Now, however, we add a second call. Instead of creating a new IP frame we simply add the two payloads into the same packet (they’re headed to the same IP/port, so why not?). It is not 100 % clear to me exactly how much additional overhead gets added in the packet on a per-call, but it seems that we can say that the 4 bytes increases to 8, with an additional 4 bytes on the packet itself. So the packet size becomes 28 + 4 + (8 + payload_size) x ncalls. So if we have 10 calls with g.729 (20 bytes) we’re looking at a packet size of 312 bytes. Compare this to a total byte size of 600 for RTP! And even on DSL if we round the packet sizes we’re now looking at 336 bytes per packet for IAX compared to the 960 for the 10 packets for the same data in SIP. Thus we need 50 of these packets, or 15600 bytes (16800 on DSL) per second. This is equivalent to 124.8Kbps (134.4Kbps).
A little math get’s us a formulae for the number of calls given the available bandwidth (this doesn’t take into account the cell size and all answers needs to be verified with the above if cell size is an issue):
ncalls = (bandwidth / frequency – 32) / (payload_size + 8).
So if you’ve got a 1Mbps link you should be able to get 88 concurrent calls (Keep in mind the bandwidth above is in bytes per second, not bits). Other factors (like IP fragmentation will bring this figure down. With 80 calls the UDP fragment length becomes 2272 bytes big, dividing it into two IP datagrams, adding another 20 bytes to the whole story.
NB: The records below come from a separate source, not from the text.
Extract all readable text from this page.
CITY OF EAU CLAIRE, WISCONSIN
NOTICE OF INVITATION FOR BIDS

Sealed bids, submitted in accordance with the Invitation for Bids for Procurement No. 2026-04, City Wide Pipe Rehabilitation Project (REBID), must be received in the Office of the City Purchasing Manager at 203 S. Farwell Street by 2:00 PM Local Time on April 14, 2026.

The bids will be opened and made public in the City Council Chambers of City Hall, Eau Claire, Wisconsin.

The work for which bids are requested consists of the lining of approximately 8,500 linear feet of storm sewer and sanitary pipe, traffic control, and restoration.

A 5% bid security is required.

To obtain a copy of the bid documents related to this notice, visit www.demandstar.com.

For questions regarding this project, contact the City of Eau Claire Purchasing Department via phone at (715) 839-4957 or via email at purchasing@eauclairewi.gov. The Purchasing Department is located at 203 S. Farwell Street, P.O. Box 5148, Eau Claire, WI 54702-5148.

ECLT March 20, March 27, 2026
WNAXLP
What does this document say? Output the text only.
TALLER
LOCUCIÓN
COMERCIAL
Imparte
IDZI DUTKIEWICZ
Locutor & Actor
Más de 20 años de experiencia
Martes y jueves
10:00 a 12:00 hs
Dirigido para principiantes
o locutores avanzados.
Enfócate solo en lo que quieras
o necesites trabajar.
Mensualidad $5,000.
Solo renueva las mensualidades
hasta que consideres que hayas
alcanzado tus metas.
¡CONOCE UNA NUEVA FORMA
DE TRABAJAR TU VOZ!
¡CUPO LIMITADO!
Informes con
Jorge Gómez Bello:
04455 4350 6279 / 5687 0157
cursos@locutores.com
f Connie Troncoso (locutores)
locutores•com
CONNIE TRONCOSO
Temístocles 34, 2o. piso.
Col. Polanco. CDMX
Using the above the theoretical limits for DSL (In SA at least) is as follows:
- 384/128:Â 9 calls (10 if you ignore the cell size issue).
- 512/256: 21 calls.
- 1024/384: _exactly_ 33 calls (in other words, I’d say 32 or even less for the sake of quality).
- 4096/512: 43 calls.
Conclusion
It’s been shown that IAX can definitely handle WAAY many more calls than SIP on the same link. Please note that these values may well vary based on the actual networking conditions and these are guidelines only. If you give your clients any figures they need to be informed that these are estimates ONLY and cannot be guaranteed (unless someone more knowledgeable than myself can confirm my math, even then, these figures looks higher than what I estimated, especially for IAX2).